The new Arossa is a wine bar with a heavy grill theme, serving meats and seafood from Australia and New Zealand to go with the offerings from their 120-label stocked cellar. Though new head chef Watanabe Chiaki is Japanese, she has honed her culinary skills in several Italian restaurants, which explains the largely Italian menu.
Ambience is cozy and classy, which makes it a pretty good spot for after-work drinks over a shared Charcuterie Platter ($32). Pate de Champagne (chicken liver and minced pork pate), grilled homemade bacon, foie gras pate and prosciutto – every element unfaultable.

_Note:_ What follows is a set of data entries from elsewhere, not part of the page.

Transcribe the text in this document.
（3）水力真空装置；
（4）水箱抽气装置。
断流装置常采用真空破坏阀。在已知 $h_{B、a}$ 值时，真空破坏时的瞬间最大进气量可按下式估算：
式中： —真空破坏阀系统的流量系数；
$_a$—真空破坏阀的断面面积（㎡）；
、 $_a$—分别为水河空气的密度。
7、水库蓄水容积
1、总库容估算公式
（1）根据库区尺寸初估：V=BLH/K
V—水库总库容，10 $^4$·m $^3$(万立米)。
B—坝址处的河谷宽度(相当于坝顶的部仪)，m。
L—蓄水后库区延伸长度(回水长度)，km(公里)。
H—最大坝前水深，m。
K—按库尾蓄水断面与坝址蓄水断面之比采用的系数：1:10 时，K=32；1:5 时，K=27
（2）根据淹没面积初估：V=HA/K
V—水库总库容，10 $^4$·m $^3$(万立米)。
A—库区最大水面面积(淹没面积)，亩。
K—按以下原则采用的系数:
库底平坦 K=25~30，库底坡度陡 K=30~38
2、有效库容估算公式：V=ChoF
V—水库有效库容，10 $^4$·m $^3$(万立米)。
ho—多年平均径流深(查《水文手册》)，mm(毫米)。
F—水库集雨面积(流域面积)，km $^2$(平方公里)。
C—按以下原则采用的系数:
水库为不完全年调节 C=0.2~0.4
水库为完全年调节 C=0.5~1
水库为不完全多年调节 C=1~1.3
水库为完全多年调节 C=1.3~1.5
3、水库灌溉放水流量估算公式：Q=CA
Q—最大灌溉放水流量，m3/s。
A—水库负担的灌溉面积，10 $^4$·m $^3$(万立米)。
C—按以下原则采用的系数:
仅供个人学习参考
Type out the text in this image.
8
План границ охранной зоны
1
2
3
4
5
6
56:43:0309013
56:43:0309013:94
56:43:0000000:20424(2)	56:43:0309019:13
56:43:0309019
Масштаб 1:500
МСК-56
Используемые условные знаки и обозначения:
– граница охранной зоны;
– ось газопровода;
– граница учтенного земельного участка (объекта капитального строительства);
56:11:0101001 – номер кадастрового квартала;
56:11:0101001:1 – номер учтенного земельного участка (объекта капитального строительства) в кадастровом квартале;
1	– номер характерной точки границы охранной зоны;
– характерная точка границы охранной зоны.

The view over the busy shopping street of Orchard from full-length glass windows also makes for a romantic candlelit dinner. The open kitchen fascinates with its hustle and bustle, but once the grills are fired up, it could get a little smoky which may be slightly off-putting. But if that bothers you, Arossa also has private rooms for couples or large groups.
Although the grills are meant to be the stars on the menu, my Grilled King Prawn ($23/pc) and 100% Grain-Fed Australian Ribeye ($40) were lamentably tough. The beef was thin, which will be prone to overcooking if care was not taken to control the heat on the grill. But the meat had a nice char and was well seasoned; the accompanying truffle Yukon mash is also good enough satisfy your potato cravings.
Surprisingly, desserts are their trump card. The Tiramisu’s ($14) thick mascarpone over rum-packed sponge screams decadence, while the dark Chocolate Fondant ($16) is devilishly rich, and as gooey and oozy as it should be.
With a new management, new chef and new concept, the new Arossa seems promising. Perhaps I’ll be back to try their famous T-bone steak which apparently needs prior reservation.